One of the reasons Nevarez was approached about the tour was his involvement in the 2010 Poughkeepsie food investigation Nevarez was heavily involved in a survey and investigation of Poughkeepsie food conducted in 2010. In this survey, he found that one in four households are food insecure. “Food insecurity specifically means lacking the financial resources to be able to provide a household regular access to nutritious healthy food,” Nevarez said. “It’s a financial indicator but it has direct correlations with eating related disorders like heart disease, diabetes, obesity. It can also include hunger.”

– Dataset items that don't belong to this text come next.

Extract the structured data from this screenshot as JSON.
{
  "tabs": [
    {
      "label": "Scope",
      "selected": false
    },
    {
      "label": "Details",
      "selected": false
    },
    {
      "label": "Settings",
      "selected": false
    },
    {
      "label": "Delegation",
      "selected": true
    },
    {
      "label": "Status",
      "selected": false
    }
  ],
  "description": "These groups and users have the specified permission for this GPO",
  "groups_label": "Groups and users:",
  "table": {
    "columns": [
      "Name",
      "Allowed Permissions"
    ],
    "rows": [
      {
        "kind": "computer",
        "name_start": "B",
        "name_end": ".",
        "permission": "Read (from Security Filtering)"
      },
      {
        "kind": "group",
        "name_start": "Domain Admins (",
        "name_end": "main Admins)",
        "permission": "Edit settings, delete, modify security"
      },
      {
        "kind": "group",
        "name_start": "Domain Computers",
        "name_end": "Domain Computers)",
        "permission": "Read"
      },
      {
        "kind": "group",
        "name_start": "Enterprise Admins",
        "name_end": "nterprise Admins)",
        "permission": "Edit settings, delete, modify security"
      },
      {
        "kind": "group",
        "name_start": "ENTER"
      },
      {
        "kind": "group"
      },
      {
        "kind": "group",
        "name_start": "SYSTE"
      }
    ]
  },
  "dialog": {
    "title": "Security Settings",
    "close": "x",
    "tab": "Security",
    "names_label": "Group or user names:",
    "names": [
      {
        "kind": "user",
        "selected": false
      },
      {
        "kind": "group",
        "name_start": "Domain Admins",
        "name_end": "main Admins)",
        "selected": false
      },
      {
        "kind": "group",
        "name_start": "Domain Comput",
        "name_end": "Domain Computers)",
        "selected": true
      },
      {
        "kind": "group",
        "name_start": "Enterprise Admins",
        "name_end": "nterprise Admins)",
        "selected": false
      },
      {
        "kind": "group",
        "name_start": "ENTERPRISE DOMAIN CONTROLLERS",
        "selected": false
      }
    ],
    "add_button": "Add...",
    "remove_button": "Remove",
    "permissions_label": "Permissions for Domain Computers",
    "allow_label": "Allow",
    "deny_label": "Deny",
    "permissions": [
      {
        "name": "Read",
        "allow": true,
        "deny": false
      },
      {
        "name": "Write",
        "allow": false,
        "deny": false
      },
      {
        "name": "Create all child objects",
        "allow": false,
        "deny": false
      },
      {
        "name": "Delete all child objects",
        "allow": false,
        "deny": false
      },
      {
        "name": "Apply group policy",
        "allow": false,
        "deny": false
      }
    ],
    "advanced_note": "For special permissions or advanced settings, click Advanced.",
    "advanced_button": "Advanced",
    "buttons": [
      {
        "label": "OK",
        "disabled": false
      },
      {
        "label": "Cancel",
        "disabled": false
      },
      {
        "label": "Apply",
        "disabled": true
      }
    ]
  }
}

Nevarez and Hall both felt that this was the first time for many students traveling into this three block part of Main. Abe wrote, “In my time at Vassar, I have come to learn about the issues of food insecurity in Poughkeepsie, and have studied the concept in classes and through internship experience; however, getting into the area we live and study in, and seeing the anxieties of food access at play is eye opening.” Nevarez added that just knowing the facts and going and visiting the area was the best way to get involved in some sort of non-charitable or non-classroom experience.

“Food can bring people together,” said Hall. “Whether that’s in learning how to bake or learning how to cook or seeing how food is a powerful influence on the city of Poughkeepsie, or how it can just be fun.”